Which character are you?

I didn’t know what ‘Chicano’ meant before taking this course. Honestly. On the first day of class I sat down having really no idea what kind of literature we were going to read. In actual fact, I had to look up where the Río Grande was on a map! (she admits reluctantly)

Fortunately, much of the literature we read in class I was able to relate to, despite my initial ignorance of who these authors were and where they came from. I can not relate to their stories of immigration and I couldn’t grasp their feelings of identity loss, seeing as in my life I’m still trying to locate my identity in the first place; but I could experience their sense of humanity. Many of these authors wrote their stories (fiction or not) with such vividness, and oftentimes such poetic verse, that I was drawn towards them. It wasn’t a chore to read their tales of coming and going, loss and gain, crippling pains and small victories.

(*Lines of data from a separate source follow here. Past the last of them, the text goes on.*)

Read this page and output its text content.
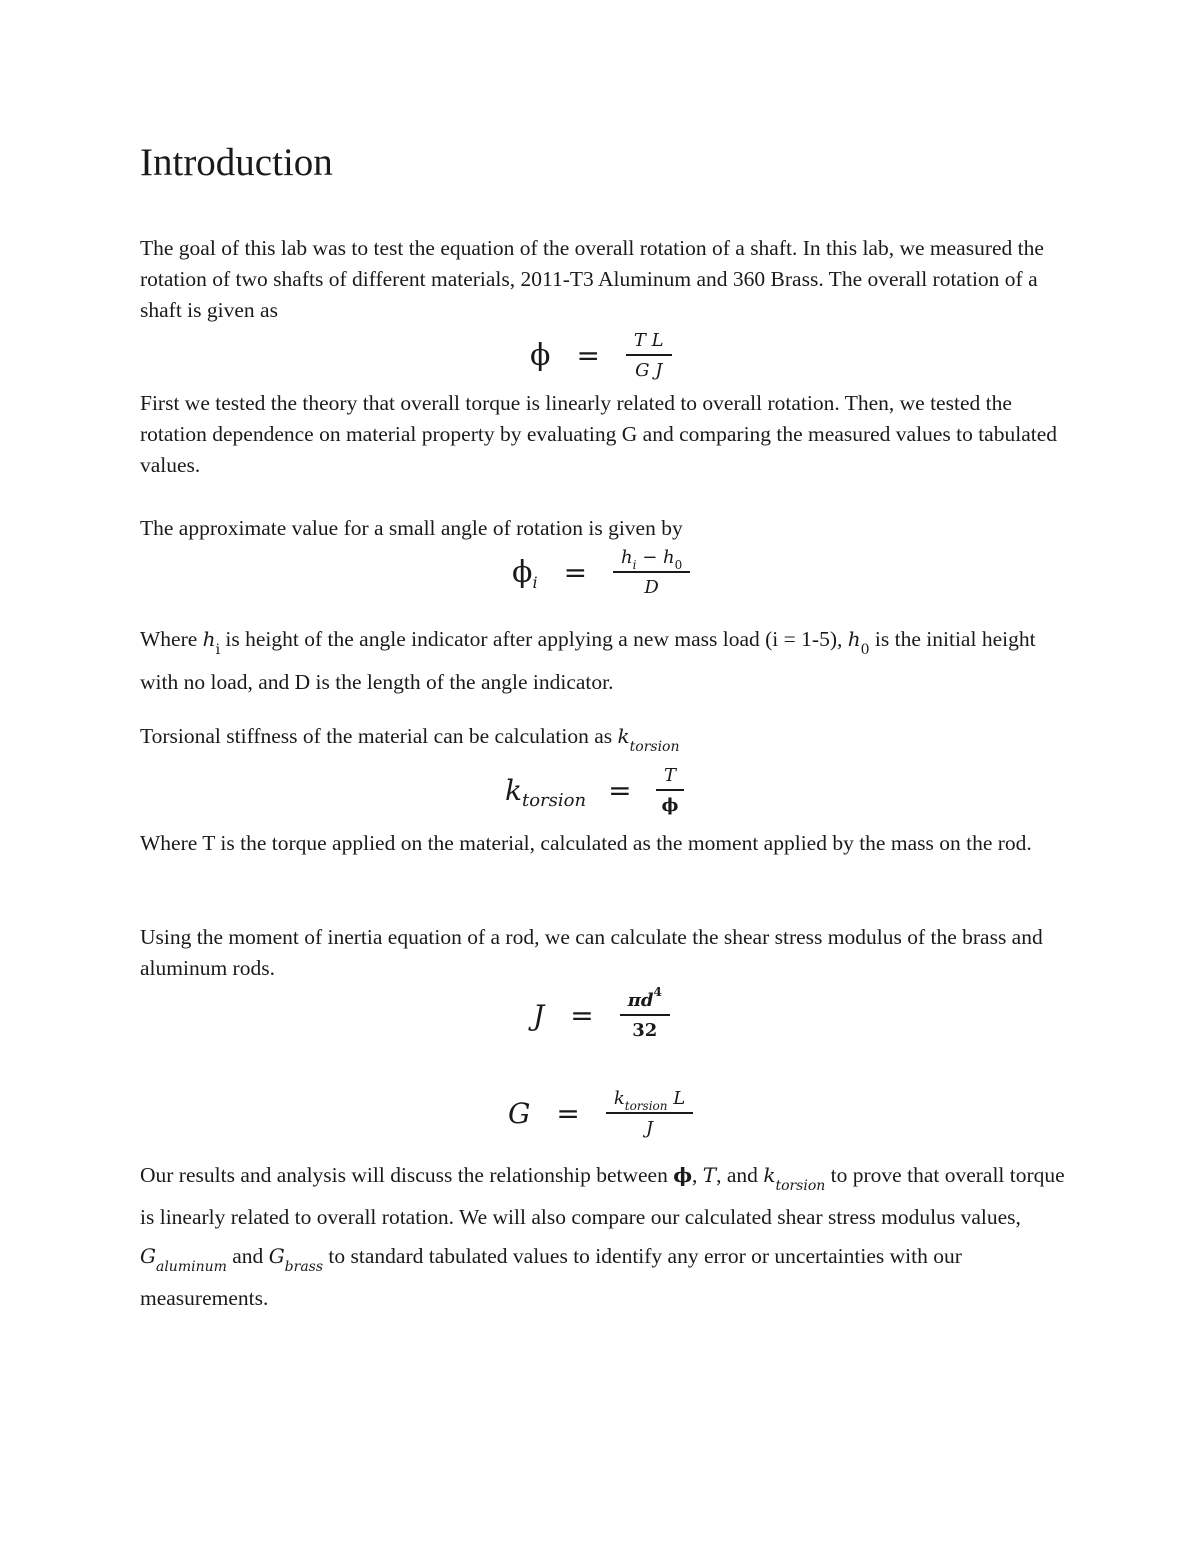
Introduction

The goal of this lab was to test the equation of the overall rotation of a shaft. In this lab, we measured the rotation of two shafts of different materials, 2011-T3 Aluminum and 360 Brass. The overall rotation of a shaft is given as

$\phi = \frac{\text{T L}}{\text{G J}}$

First we tested the theory that overall torque is linearly related to overall rotation. Then, we tested the rotation dependence on material property by evaluating G and comparing the measured values to tabulated values.

The approximate value for a small angle of rotation is given by

ϕ $i = \frac{h_i - h_0}{D}$

Where $h_i$ is height of the angle indicator after applying a new mass load (i = 1-5), $h_0$ is the initial height with no load, and D is the length of the angle indicator.

Torsional stiffness of the material can be calculation as $k_{torsion}$

k torsion = $\frac{T}{\phi}$

Where T is the torque applied on the material, calculated as the moment applied by the mass on the rod.

Using the moment of inertia equation of a rod, we can calculate the shear stress modulus of the brass and aluminum rods.

$J = \frac{\pi d^4}{32}$
$G = \frac{k_{torsion} L}{J}$

Our results and analysis will discuss the relationship between ϕ, T, and $k_{torsion}$ to prove that overall torque is linearly related to overall rotation. We will also compare our calculated shear stress modulus values, $G_{aluminum}$ and $G_{brass}$ to standard tabulated values to identify any error or uncertainties with our measurements.
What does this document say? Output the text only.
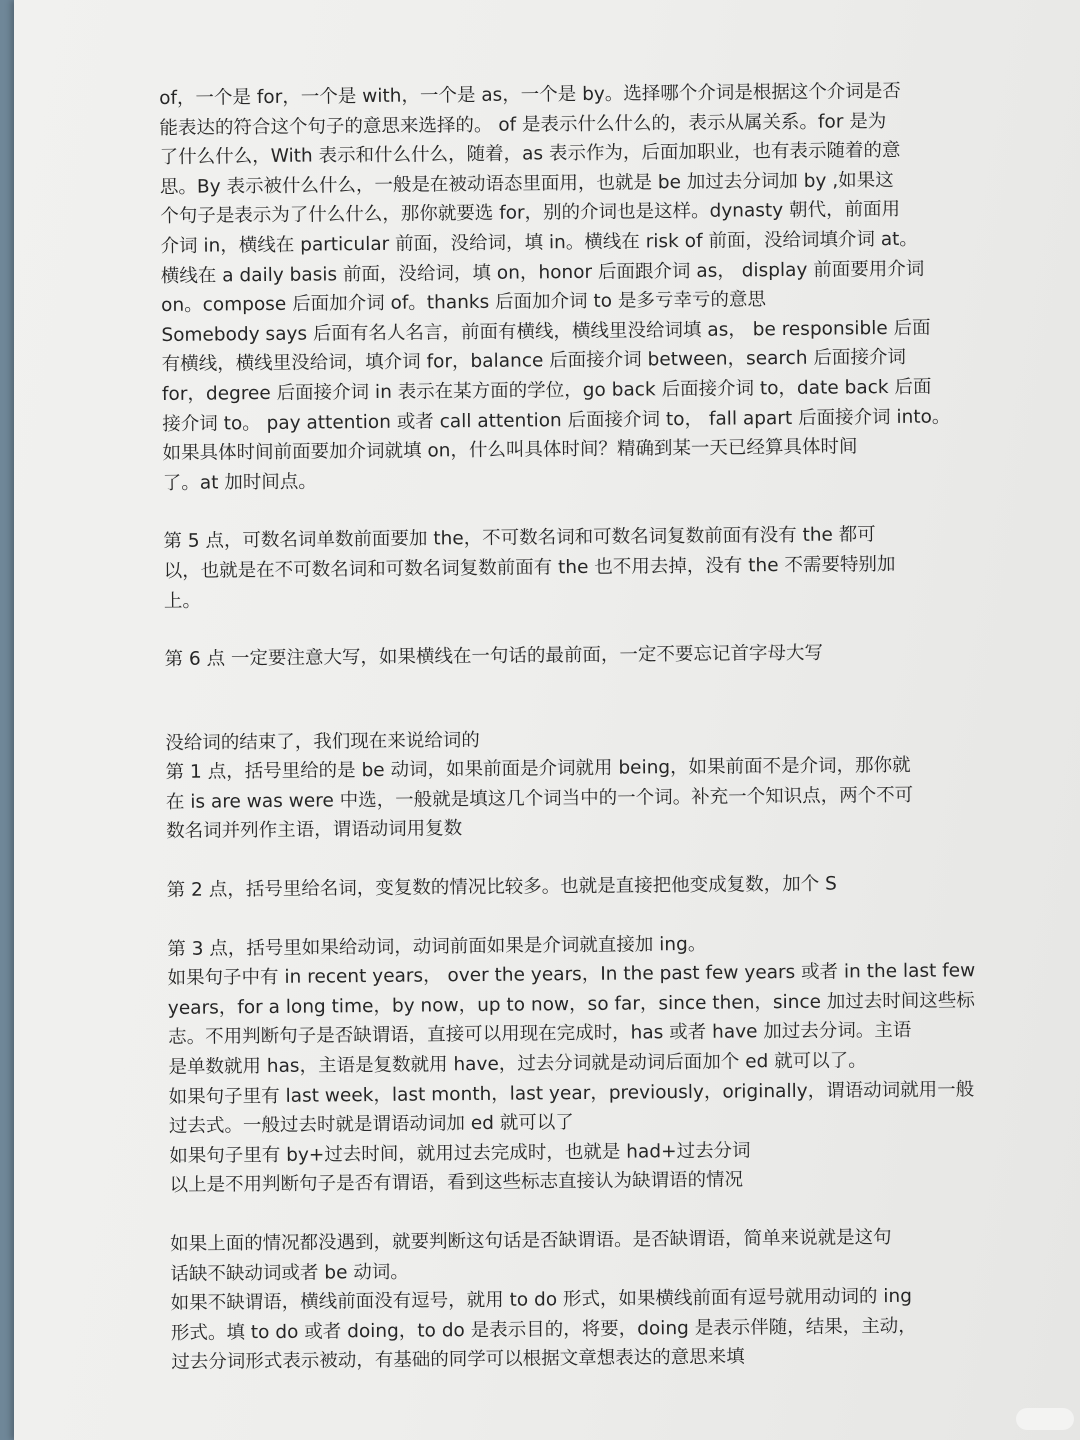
of，一个是 for，一个是 with，一个是 as，一个是 by。选择哪个介词是根据这个介词是否
能表达的符合这个句子的意思来选择的。 of 是表示什么什么的，表示从属关系。for 是为
了什么什么，With 表示和什么什么，随着，as 表示作为，后面加职业，也有表示随着的意
思。By 表示被什么什么，一般是在被动语态里面用，也就是 be 加过去分词加 by ,如果这
个句子是表示为了什么什么，那你就要选 for，别的介词也是这样。dynasty 朝代，前面用
介词 in，横线在 particular 前面，没给词，填 in。横线在 risk of 前面，没给词填介词 at。
横线在 a daily basis 前面，没给词，填 on，honor 后面跟介词 as， display 前面要用介词
on。compose 后面加介词 of。thanks 后面加介词 to 是多亏幸亏的意思
Somebody says 后面有名人名言，前面有横线，横线里没给词填 as， be responsible 后面
有横线，横线里没给词，填介词 for，balance 后面接介词 between，search 后面接介词
for，degree 后面接介词 in 表示在某方面的学位，go back 后面接介词 to，date back 后面
接介词 to。 pay attention 或者 call attention 后面接介词 to， fall apart 后面接介词 into。
如果具体时间前面要加介词就填 on，什么叫具体时间？精确到某一天已经算具体时间
了。at 加时间点。
第 5 点，可数名词单数前面要加 the，不可数名词和可数名词复数前面有没有 the 都可
以，也就是在不可数名词和可数名词复数前面有 the 也不用去掉，没有 the 不需要特别加
上。
第 6 点 一定要注意大写，如果横线在一句话的最前面，一定不要忘记首字母大写
没给词的结束了，我们现在来说给词的
第 1 点，括号里给的是 be 动词，如果前面是介词就用 being，如果前面不是介词，那你就
在 is are was were 中选，一般就是填这几个词当中的一个词。补充一个知识点，两个不可
数名词并列作主语，谓语动词用复数
第 2 点，括号里给名词，变复数的情况比较多。也就是直接把他变成复数，加个 S
第 3 点，括号里如果给动词，动词前面如果是介词就直接加 ing。
如果句子中有 in recent years， over the years，In the past few years 或者 in the last few
years，for a long time，by now，up to now，so far，since then，since 加过去时间这些标
志。不用判断句子是否缺谓语，直接可以用现在完成时，has 或者 have 加过去分词。主语
是单数就用 has，主语是复数就用 have，过去分词就是动词后面加个 ed 就可以了。
如果句子里有 last week，last month，last year，previously，originally，谓语动词就用一般
过去式。一般过去时就是谓语动词加 ed 就可以了
如果句子里有 by+过去时间，就用过去完成时，也就是 had+过去分词
以上是不用判断句子是否有谓语，看到这些标志直接认为缺谓语的情况
如果上面的情况都没遇到，就要判断这句话是否缺谓语。是否缺谓语，简单来说就是这句
话缺不缺动词或者 be 动词。
如果不缺谓语，横线前面没有逗号，就用 to do 形式，如果横线前面有逗号就用动词的 ing
形式。填 to do 或者 doing，to do 是表示目的，将要，doing 是表示伴随，结果，主动，
过去分词形式表示被动，有基础的同学可以根据文章想表达的意思来填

I’m not going to say which works I liked or didn’t like. I’m not even going to mention them specifically. I think that they have each left a mark on me, with many of the characters leaving their footprints on my mind. And those footprints are important, especially when living in a city such as Vancouver where caucasian is seen as a minority now in our ‘cultural mosaic’. Many people that live here are immigrants or the children of immigrants. It would be like having the first day of school everyday…not to mention in another language. I have never been racist or against immigration; although I now feel more enriched on the subject. I don’t feel like I can understand their situation completely or truly empathize with them; however, I do ask different questions in my mind now when I look at people of another nationality: Where were you born? Why did you move? How are you treated? Does this country feel like home to you?

And sometimes: Which character are you?